In this study, fetal mouse lungs were treated with two doses (100 and 500 µg/mL) of LPS. Interestingly, no differences in suppressed branching morphogenesis were observed between WT and Bach1−/− fetal mice lungs exposed to high-dose LPS, whereas low-dose LPS suppressed the increase in the number of peripheral lung buds only in Bach1−/− mice. A probable explanation for the differences in responses to the two doses of LPS between WT and KO might be that 500 µg/mL might result in masking of the negative effects of increased HO-1 on lung branching morphogenesis. Meanwhile, in culture medium preparations, differences in their ratios of serum might affect responses to different doses of LPS, as it was previously reported that higher bovine serum albumin preparations enhanced cytokine production by murine macrophages in vitro.30

There are several limitations of this study pointing to areas of future investigations. First, we used explant culture of mouse embryonic whole lung, which was ex vivo model, and, therefore, was not directory transferable to the clinical setting because of the absence of respiratory excursion, subject motions, and the effect of blood flow, and also because of the optimal LPS dose determination for ourselves. Second, despite of the use of HO-1 inhibitor, ZnPP, HO enzymatic activity could not be measured because of the lack of methods suitable for small volume tissue sample, such as an embryonic mouse lung.

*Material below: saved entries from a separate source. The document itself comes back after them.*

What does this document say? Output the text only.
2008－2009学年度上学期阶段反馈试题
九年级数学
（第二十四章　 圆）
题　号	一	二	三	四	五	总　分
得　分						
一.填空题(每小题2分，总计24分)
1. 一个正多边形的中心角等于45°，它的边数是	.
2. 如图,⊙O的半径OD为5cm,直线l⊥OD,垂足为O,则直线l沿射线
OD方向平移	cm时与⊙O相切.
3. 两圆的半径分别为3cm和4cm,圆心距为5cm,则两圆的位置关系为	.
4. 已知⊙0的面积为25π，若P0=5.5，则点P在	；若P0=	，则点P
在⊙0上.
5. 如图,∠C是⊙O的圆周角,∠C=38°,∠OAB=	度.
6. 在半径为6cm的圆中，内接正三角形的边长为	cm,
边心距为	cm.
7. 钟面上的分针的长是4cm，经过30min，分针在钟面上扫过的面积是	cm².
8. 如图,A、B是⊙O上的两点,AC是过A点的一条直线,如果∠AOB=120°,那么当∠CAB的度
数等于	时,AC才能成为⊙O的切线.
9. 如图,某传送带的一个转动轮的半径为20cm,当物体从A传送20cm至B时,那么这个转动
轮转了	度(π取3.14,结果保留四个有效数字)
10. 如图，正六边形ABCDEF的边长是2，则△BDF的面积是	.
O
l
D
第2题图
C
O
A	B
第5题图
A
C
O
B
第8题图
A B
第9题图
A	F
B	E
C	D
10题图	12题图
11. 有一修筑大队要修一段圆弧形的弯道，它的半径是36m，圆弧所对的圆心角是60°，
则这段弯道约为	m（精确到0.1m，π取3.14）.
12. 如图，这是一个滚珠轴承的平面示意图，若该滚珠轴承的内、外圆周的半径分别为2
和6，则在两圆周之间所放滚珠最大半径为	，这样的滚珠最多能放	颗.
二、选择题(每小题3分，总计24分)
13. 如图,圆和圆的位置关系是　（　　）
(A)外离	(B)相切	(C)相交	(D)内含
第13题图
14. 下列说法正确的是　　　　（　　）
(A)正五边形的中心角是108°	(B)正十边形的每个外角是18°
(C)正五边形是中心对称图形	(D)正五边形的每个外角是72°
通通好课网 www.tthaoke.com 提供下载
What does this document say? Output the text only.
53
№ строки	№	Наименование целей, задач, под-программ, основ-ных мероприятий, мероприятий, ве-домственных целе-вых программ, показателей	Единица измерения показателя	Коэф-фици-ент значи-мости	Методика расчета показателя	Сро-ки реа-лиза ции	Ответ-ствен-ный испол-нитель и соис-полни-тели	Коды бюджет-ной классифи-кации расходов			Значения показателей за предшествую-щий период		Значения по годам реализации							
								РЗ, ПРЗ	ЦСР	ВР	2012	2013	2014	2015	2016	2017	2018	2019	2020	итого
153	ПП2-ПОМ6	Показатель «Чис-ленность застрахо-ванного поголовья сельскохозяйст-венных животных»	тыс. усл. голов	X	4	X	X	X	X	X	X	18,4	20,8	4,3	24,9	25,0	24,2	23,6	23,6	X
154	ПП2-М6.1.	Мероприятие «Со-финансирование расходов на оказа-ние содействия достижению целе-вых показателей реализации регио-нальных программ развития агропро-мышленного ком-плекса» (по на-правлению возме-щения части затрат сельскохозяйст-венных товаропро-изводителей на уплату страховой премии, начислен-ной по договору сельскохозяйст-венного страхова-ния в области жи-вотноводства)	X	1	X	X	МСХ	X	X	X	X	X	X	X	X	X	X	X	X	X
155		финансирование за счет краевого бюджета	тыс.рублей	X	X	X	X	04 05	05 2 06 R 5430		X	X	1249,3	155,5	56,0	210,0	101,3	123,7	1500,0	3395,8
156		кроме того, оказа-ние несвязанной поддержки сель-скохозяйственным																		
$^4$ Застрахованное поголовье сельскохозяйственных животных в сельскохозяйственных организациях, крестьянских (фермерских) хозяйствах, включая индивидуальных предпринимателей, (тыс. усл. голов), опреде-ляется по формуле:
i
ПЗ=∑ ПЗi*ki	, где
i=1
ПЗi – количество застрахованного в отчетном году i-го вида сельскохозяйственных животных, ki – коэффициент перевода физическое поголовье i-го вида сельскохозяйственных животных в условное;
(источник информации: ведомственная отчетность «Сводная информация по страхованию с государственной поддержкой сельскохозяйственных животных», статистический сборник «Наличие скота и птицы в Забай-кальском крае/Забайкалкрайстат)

In conclusion, Bach1−/− fetal mouse lungs were vulnerable to suppression of airway branching morphogenesis by LPS exposure. This vulnerability seemed to be mediated by the consistent overexpression of HO-1 in Bach1−/− mice after LPS exposure. The involvement of HO-1 in the vulnerability to LPS-induced delayed fetal lung development was confirmed by the experiment in which an HO-1 inhibitor was administered to Bach1−/− fetal mouse lungs in a tissue culture system. Based on these results, we therefore conclude that Bach1 is a transcriptional repressor of HO-1; thus, persistently increased HO-1 in Bach1−/− fetal mouse lungs may lead to a delayed lung development during LPS exposure.